Орлов подошел к своему кухонному столику.
- Антону Антоновичу! - поздоровался он. - Все просвещаешься.
Сосед, лысоватый, с округлыми бабьими плечами, оторвался от чтения.
- А-а, - протянул он, не сразу как будто признав Орлова. - Ты? Не виделись сегодня...
Он выпрямился и положил свою широкую, сизую руку на раскрытую книгу - солидный том большого формата в твердом переплете.
- Доказательно, - сказал он, - главное, что доказательно. И ничего не скажешь против, так одно к одному.
Орлов зажег газ, поставил в духовку чугунок с гречневой кашей и на свободную конфорку - кастрюлю с супом; попробовал суп, зачерпнув ложкой, подлил воды. И, только проделав это, быстро, как привычное дело, он спросил:
- Во что так уткнулся? О чем это?
Сосед Антон Антонович перекинул в обратном направлении несколько страниц.
- А вот послушай, какая резолюция. - Уперев толстый палец куда-то в страницу, он прочел вслух: - "Она была первой формой семьи..." Моногамия то есть, - пояснил он.
Федор Григорьевич промолчал, вопросительно глядя.
- Моногамия - это когда мужчина с одной лишь женщиной в браке состоит. Ну, как у нас теперь, как ты, например, - сказал Антон Антонович.
- Моногамия называется? - переспросил недоверчиво Орлов.

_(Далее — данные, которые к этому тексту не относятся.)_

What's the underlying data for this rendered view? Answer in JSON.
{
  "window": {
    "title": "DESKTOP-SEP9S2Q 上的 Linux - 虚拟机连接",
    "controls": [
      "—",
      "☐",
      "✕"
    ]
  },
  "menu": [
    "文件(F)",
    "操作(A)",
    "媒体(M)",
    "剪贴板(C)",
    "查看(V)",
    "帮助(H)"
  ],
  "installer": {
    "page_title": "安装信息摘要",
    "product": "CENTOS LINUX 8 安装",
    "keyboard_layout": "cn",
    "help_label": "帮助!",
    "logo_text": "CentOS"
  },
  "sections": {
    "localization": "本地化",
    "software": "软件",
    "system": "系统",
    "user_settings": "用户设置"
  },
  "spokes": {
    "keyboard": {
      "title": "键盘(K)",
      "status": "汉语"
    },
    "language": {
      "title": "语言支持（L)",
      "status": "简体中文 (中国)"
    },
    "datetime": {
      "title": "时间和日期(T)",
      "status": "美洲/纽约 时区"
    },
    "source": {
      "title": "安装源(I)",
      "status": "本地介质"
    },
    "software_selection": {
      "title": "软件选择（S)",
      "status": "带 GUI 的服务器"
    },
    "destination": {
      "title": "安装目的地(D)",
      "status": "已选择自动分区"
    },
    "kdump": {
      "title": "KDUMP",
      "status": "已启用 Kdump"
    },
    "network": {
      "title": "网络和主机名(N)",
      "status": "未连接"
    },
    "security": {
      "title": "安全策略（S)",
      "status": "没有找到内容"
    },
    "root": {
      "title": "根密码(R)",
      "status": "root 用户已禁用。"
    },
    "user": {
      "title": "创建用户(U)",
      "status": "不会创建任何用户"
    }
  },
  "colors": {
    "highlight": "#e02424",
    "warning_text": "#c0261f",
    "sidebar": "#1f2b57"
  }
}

- Слушай и запоминай, - сказал сосед и опять наклонился к книге: - "...была первой формой семьи, в основе которой лежали не естественные, а экономические условия - именно победа частной собственности над первоначальной, естественно возникшей общественной собственностью". Здорово, а?! Так оно и было, - добавил он от себя.
- Д-да... - отозвался неопределенно Орлов. - Похоже... Давай, что там еще.
И Антон Антонович прочел дальше:
- "Господство мужа в семье и рождение детей, которые бы были только от него и должны были наследовать его имущество, - такова была исключительная цель единобрачия, открыто высказывавшаяся греками". - Подумав, он уточнил: - Древними греками, не теперешними.
Орлов без надобности, машинально, снял с кастрюльки крышку и опять закрыл кастрюльку.
- То-то, что древними, - сказал он.
- Ты что, не согласен? - спросил Антон Антонович. - Это, брат, доказано: семья держится тоже на чистой экономике - хочешь не хочешь, а факт.
На соседском чайнике стала подпрыгивать крышечка, и Федор Григорьевич сказал:
- Готов твой самовар, скачет уже.
- Выключи, пожалуйста, - сказал сосед, - жена что-то запаздывает. - И опять углубился в чтение.
Так обычно они и встречались - Орлов и Антон Антонович - вечерами, на кухне, где их сводили вместе хозяйственные заботы. Здесь, за разогреванием еды, за мытьем посуды, за чисткой картофеля, они обсуждали газетные новости, советовались по разным бытовым вопросам или беседовали на темы общего характера.
Орлов вновь открыл кастрюльку, его обдало теплым, пахучим паром, но суп еще не кипел.
- На чистой экономике, говоришь, держится семья? - переспросил он.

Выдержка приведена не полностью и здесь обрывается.